I call these weekly reflections caesuras because I want to pay attention to the things that force me to pause, to ponder and examine my lived experience in the world. I want learn, to grow, to wonder. Many times these pauses are connected to something that ultimately brings comfort or encouragement. But not this time.

I’m still processing a conversation with a neighbour that happened earlier in the week — a neighbour with whom I have never had an actual conversation. Ever. And he and his wife have been our neighbours for several years. These facts alone make me pause…and squirm, and then start listing my justifications for being a neighbour-by-proximity-only. At the top of my list of justifications? They are aloof and don’t seem interested in anything more than a casual acknowledging wave across the fence. Even if this is an accurate observation, it was the neighbour who initiated and invited me into the conversation when I could just as easily have done the same.

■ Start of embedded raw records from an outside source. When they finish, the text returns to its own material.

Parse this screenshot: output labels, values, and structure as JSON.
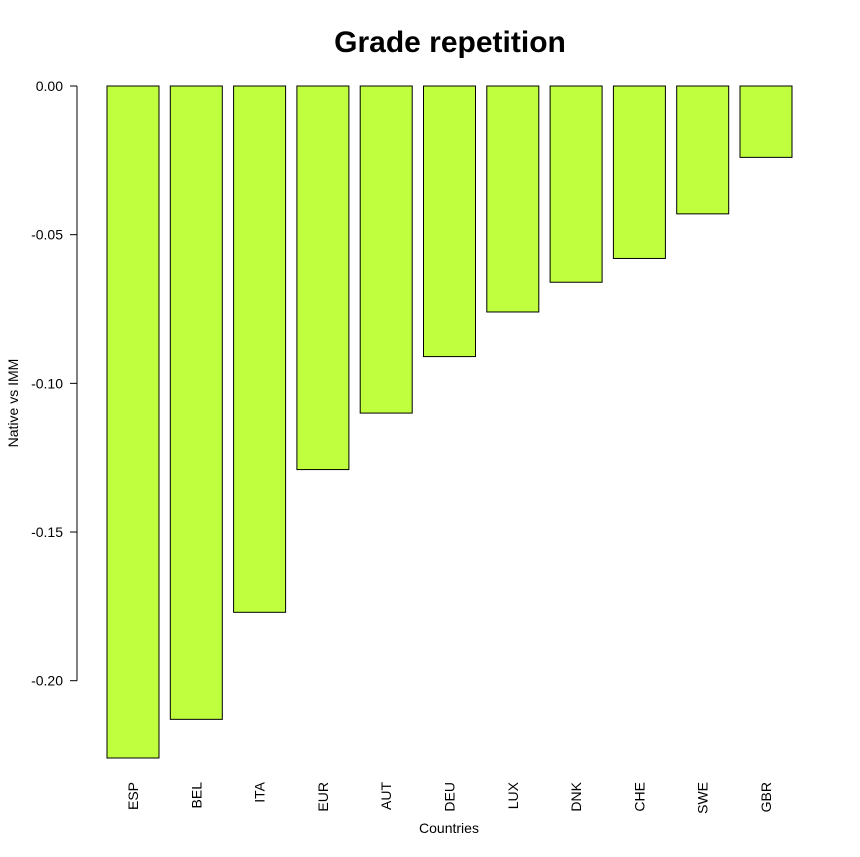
{
  "chart_data": {
    "type": "bar",
    "title": "Grade repetition",
    "xlabel": "Countries",
    "ylabel": "Native vs IMM",
    "categories": [
      "ESP",
      "BEL",
      "ITA",
      "EUR",
      "AUT",
      "DEU",
      "LUX",
      "DNK",
      "CHE",
      "SWE",
      "GBR"
    ],
    "values": [
      -0.226,
      -0.213,
      -0.177,
      -0.129,
      -0.11,
      -0.091,
      -0.076,
      -0.066,
      -0.058,
      -0.043,
      -0.024
    ],
    "ylim": [
      -0.226,
      0.0
    ],
    "yticks": [
      0.0,
      -0.05,
      -0.1,
      -0.15,
      -0.2
    ],
    "ytick_labels": [
      "0.00",
      "-0.05",
      "-0.10",
      "-0.15",
      "-0.20"
    ],
    "bar_color": "#C0FF3E",
    "bar_edge_color": "#000000",
    "grid": false,
    "legend": "none"
  }
}
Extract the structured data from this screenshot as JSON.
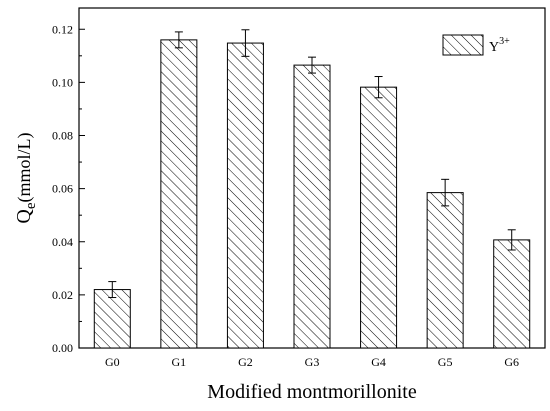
{
  "chart_data": {
    "type": "bar",
    "categories": [
      "G0",
      "G1",
      "G2",
      "G3",
      "G4",
      "G5",
      "G6"
    ],
    "series": [
      {
        "name": "Y³⁺",
        "legend_base": "Y",
        "legend_sup": "3+",
        "values": [
          0.022,
          0.116,
          0.1148,
          0.1065,
          0.0982,
          0.0585,
          0.0407
        ],
        "errors": [
          0.003,
          0.003,
          0.005,
          0.003,
          0.004,
          0.005,
          0.0038
        ]
      }
    ],
    "xlabel": "Modified montmorillonite",
    "ylabel_main": "Q",
    "ylabel_sub": "e",
    "ylabel_unit": "(mmol/L)",
    "ylim": [
      0,
      0.128
    ],
    "yticks": [
      "0.00",
      "0.02",
      "0.04",
      "0.06",
      "0.08",
      "0.10",
      "0.12"
    ],
    "yticks_values": [
      0,
      0.02,
      0.04,
      0.06,
      0.08,
      0.1,
      0.12
    ],
    "bar_pattern": "diagonal-hatch",
    "legend_position": "top-right",
    "grid": false
  }
}
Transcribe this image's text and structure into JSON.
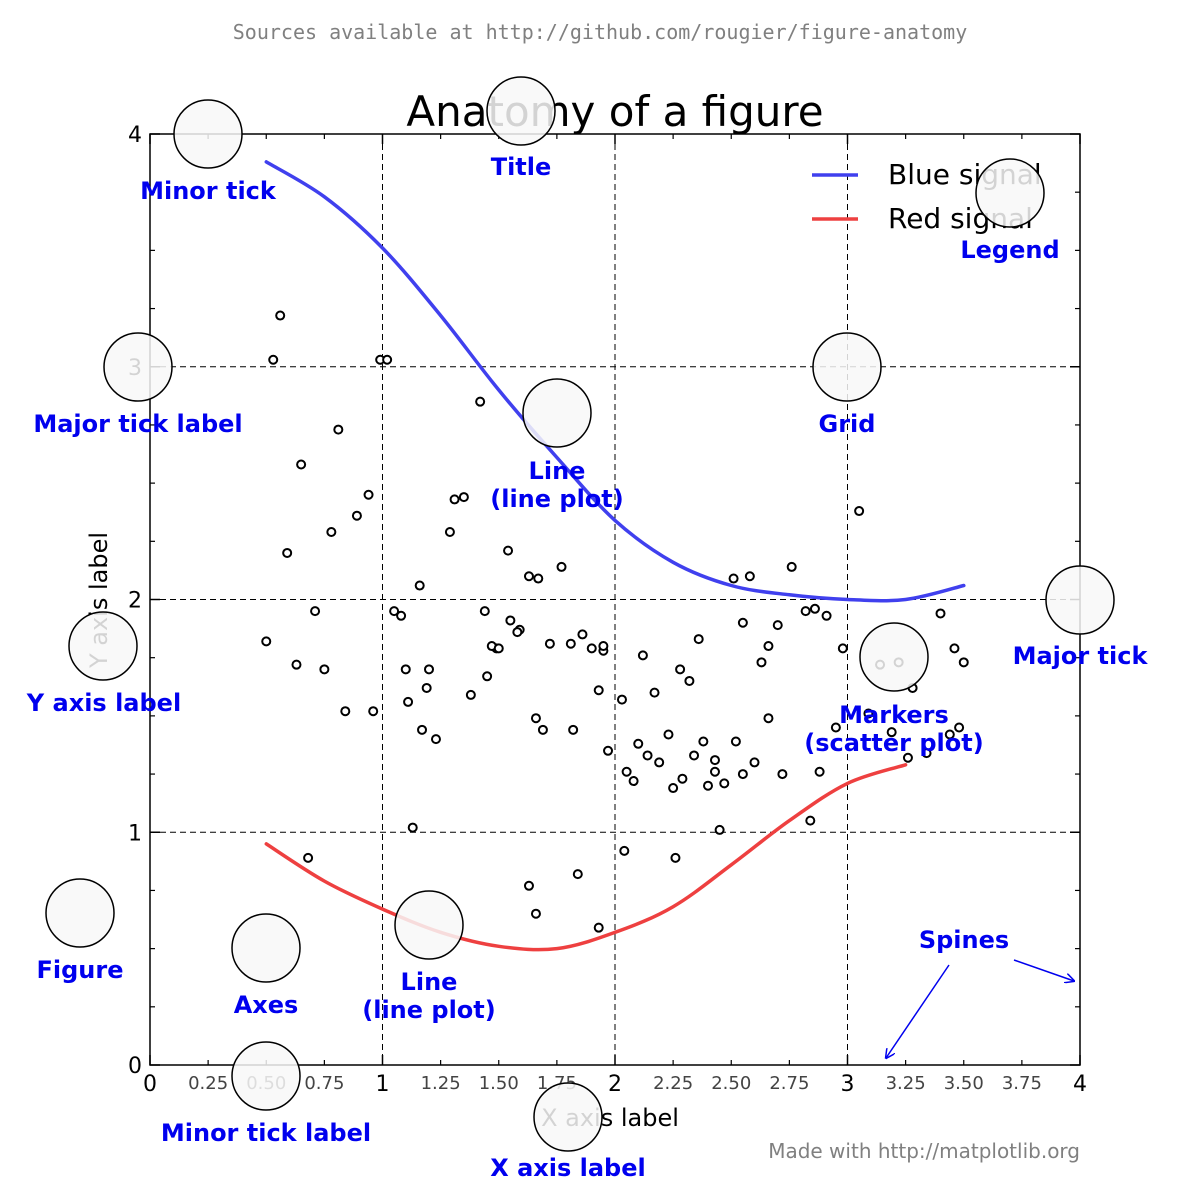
{
  "header": {
    "source_note": "Sources available at http://github.com/rougier/figure-anatomy"
  },
  "footer": {
    "made_with": "Made with http://matplotlib.org"
  },
  "colors": {
    "blue": "#4040ee",
    "red": "#ee4040",
    "annotation": "#0000ee",
    "note": "#808080",
    "circle_fill": "#f8f8f8"
  },
  "chart_data": {
    "type": "line",
    "title": "Anatomy of a figure",
    "xlabel": "X axis label",
    "ylabel": "Y axis label",
    "xlim": [
      0,
      4
    ],
    "ylim": [
      0,
      4
    ],
    "grid": true,
    "legend_position": "top-right",
    "major_xticks": [
      {
        "value": 0,
        "label": "0"
      },
      {
        "value": 1,
        "label": "1"
      },
      {
        "value": 2,
        "label": "2"
      },
      {
        "value": 3,
        "label": "3"
      },
      {
        "value": 4,
        "label": "4"
      }
    ],
    "minor_xticks": [
      {
        "value": 0.25,
        "label": "0.25"
      },
      {
        "value": 0.5,
        "label": "0.50"
      },
      {
        "value": 0.75,
        "label": "0.75"
      },
      {
        "value": 1.25,
        "label": "1.25"
      },
      {
        "value": 1.5,
        "label": "1.50"
      },
      {
        "value": 1.75,
        "label": "1.75"
      },
      {
        "value": 2.25,
        "label": "2.25"
      },
      {
        "value": 2.5,
        "label": "2.50"
      },
      {
        "value": 2.75,
        "label": "2.75"
      },
      {
        "value": 3.25,
        "label": "3.25"
      },
      {
        "value": 3.5,
        "label": "3.50"
      },
      {
        "value": 3.75,
        "label": "3.75"
      }
    ],
    "major_yticks": [
      {
        "value": 0,
        "label": "0"
      },
      {
        "value": 1,
        "label": "1"
      },
      {
        "value": 2,
        "label": "2"
      },
      {
        "value": 3,
        "label": "3"
      },
      {
        "value": 4,
        "label": "4"
      }
    ],
    "minor_ytick_values": [
      0.25,
      0.5,
      0.75,
      1.25,
      1.5,
      1.75,
      2.25,
      2.5,
      2.75,
      3.25,
      3.5,
      3.75
    ],
    "series": [
      {
        "name": "Blue signal",
        "color": "#4040ee",
        "x": [
          0.5,
          0.75,
          1.0,
          1.25,
          1.5,
          1.75,
          2.0,
          2.25,
          2.5,
          2.75,
          3.0,
          3.25,
          3.5
        ],
        "y": [
          3.88,
          3.73,
          3.51,
          3.22,
          2.9,
          2.61,
          2.34,
          2.16,
          2.06,
          2.02,
          2.0,
          2.0,
          2.06
        ]
      },
      {
        "name": "Red signal",
        "color": "#ee4040",
        "x": [
          0.5,
          0.75,
          1.0,
          1.25,
          1.5,
          1.75,
          2.0,
          2.25,
          2.5,
          2.75,
          3.0,
          3.25
        ],
        "y": [
          0.95,
          0.79,
          0.67,
          0.57,
          0.51,
          0.5,
          0.57,
          0.68,
          0.86,
          1.05,
          1.21,
          1.29
        ]
      }
    ],
    "scatter": {
      "name": "Markers",
      "x": [
        0.53,
        0.56,
        0.59,
        0.65,
        0.78,
        0.81,
        0.89,
        0.94,
        0.99,
        1.02,
        1.11,
        1.16,
        1.19,
        1.29,
        1.31,
        1.35,
        1.42,
        1.44,
        1.49,
        1.54,
        1.59,
        1.63,
        1.67,
        1.77,
        1.81,
        1.86,
        1.93,
        1.95,
        2.03,
        2.08,
        2.12,
        2.17,
        2.23,
        2.28,
        2.32,
        2.36,
        2.4,
        2.43,
        2.47,
        2.51,
        2.55,
        2.58,
        2.63,
        2.66,
        2.7,
        2.76,
        2.82,
        2.86,
        2.91,
        2.98,
        3.05,
        3.14,
        3.22,
        3.28,
        3.4,
        3.46,
        3.5,
        0.5,
        0.63,
        0.71,
        0.75,
        0.84,
        0.96,
        1.05,
        1.08,
        1.1,
        1.17,
        1.2,
        1.23,
        1.38,
        1.45,
        1.47,
        1.5,
        1.55,
        1.58,
        1.66,
        1.69,
        1.72,
        1.82,
        1.9,
        1.95,
        1.97,
        2.05,
        2.1,
        2.14,
        2.19,
        2.25,
        2.29,
        2.34,
        2.38,
        2.43,
        2.52,
        2.55,
        2.6,
        2.66,
        2.72,
        2.84,
        2.88,
        2.95,
        3.09,
        3.19,
        3.26,
        3.34,
        3.44,
        3.48,
        0.68,
        1.13,
        1.63,
        1.66,
        1.84,
        1.93,
        2.04,
        2.26,
        2.45
      ],
      "y": [
        3.03,
        3.22,
        2.2,
        2.58,
        2.29,
        2.73,
        2.36,
        2.45,
        3.03,
        3.03,
        1.56,
        2.06,
        1.62,
        2.29,
        2.43,
        2.44,
        2.85,
        1.95,
        1.79,
        2.21,
        1.87,
        2.1,
        2.09,
        2.14,
        1.81,
        1.85,
        1.61,
        1.78,
        1.57,
        1.22,
        1.76,
        1.6,
        1.42,
        1.7,
        1.65,
        1.83,
        1.2,
        1.31,
        1.21,
        2.09,
        1.9,
        2.1,
        1.73,
        1.8,
        1.89,
        2.14,
        1.95,
        1.96,
        1.93,
        1.79,
        2.38,
        1.72,
        1.73,
        1.62,
        1.94,
        1.79,
        1.73,
        1.82,
        1.72,
        1.95,
        1.7,
        1.52,
        1.52,
        1.95,
        1.93,
        1.7,
        1.44,
        1.7,
        1.4,
        1.59,
        1.67,
        1.8,
        1.79,
        1.91,
        1.86,
        1.49,
        1.44,
        1.81,
        1.44,
        1.79,
        1.8,
        1.35,
        1.26,
        1.38,
        1.33,
        1.3,
        1.19,
        1.23,
        1.33,
        1.39,
        1.26,
        1.39,
        1.25,
        1.3,
        1.49,
        1.25,
        1.05,
        1.26,
        1.45,
        1.51,
        1.43,
        1.32,
        1.34,
        1.42,
        1.45,
        0.89,
        1.02,
        0.77,
        0.65,
        0.82,
        0.59,
        0.92,
        0.89,
        1.01
      ]
    },
    "annotations": [
      {
        "name": "minor-tick",
        "label": "Minor tick"
      },
      {
        "name": "title",
        "label": "Title"
      },
      {
        "name": "legend",
        "label": "Legend"
      },
      {
        "name": "major-tick-label",
        "label": "Major tick label"
      },
      {
        "name": "grid",
        "label": "Grid"
      },
      {
        "name": "line-plot-upper",
        "label": "Line\n(line plot)"
      },
      {
        "name": "major-tick",
        "label": "Major tick"
      },
      {
        "name": "y-axis-label",
        "label": "Y axis label"
      },
      {
        "name": "markers",
        "label": "Markers\n(scatter plot)"
      },
      {
        "name": "figure",
        "label": "Figure"
      },
      {
        "name": "axes",
        "label": "Axes"
      },
      {
        "name": "line-plot-lower",
        "label": "Line\n(line plot)"
      },
      {
        "name": "spines",
        "label": "Spines"
      },
      {
        "name": "minor-tick-label",
        "label": "Minor tick label"
      },
      {
        "name": "x-axis-label",
        "label": "X axis label"
      }
    ]
  }
}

We chatted about birds and golf and COVID — comfortable and relevant enough topics, but he made one comment that stuck in me and won’t let go. “I feel like maybe you don’t think very highly of me,” he said. My response at the time was something about not really knowing him, so it wouldn’t be fair to have an opinion one way or the other. He accepted that response (or appeared to), but the truth is that I have had an opinion, or at least a perception of our neighbours based on what little I see of them. And obviously, his perception of me somehow included an attitude of disapproval or superiority.

But how and why could he possibly come to such a conclusion?

He may simply have been looking for a form of acceptance. He knows that we are Christians and that my husband has been a pastor. He is a self-professed alcoholic and a “little rough” (his words, not mine). Does he assume disapproval from us based on our different lifestyles? By the same token, over the years have I attributed an aloofness to them that actually had its origins in me?

My husband and I think and talk a lot about the importance of ‘second commandment living’ — that practical working out of Jesus’ command to “love your neighbour as yourself” (Mt. 22:39). But if my actual next door neighbour doesn’t sense that love, it should make me pause and evaluate. And squirm. I should not be comfortable with this.

Months of a pandemic crisis and the recent weeks in a long and painful history of racism have exposed our collective willingness to truly love others as Jesus commanded (and exemplified) or to ensconce ourselves behind rights and justifications and self-protections. In this vortex of global and national issues that do indeed call me to a greater love, it was one particular comment from a particular neighbour that ultimately challenged and exposed me.

We need to do better. I need to do better. Here. In my neighbourhood. With real people with real needs who live across the fence, across the street, down the road.

If I can’t live love in the particularities of this place, can I honestly claim to be living out Jesus’ love in the broader context of the world?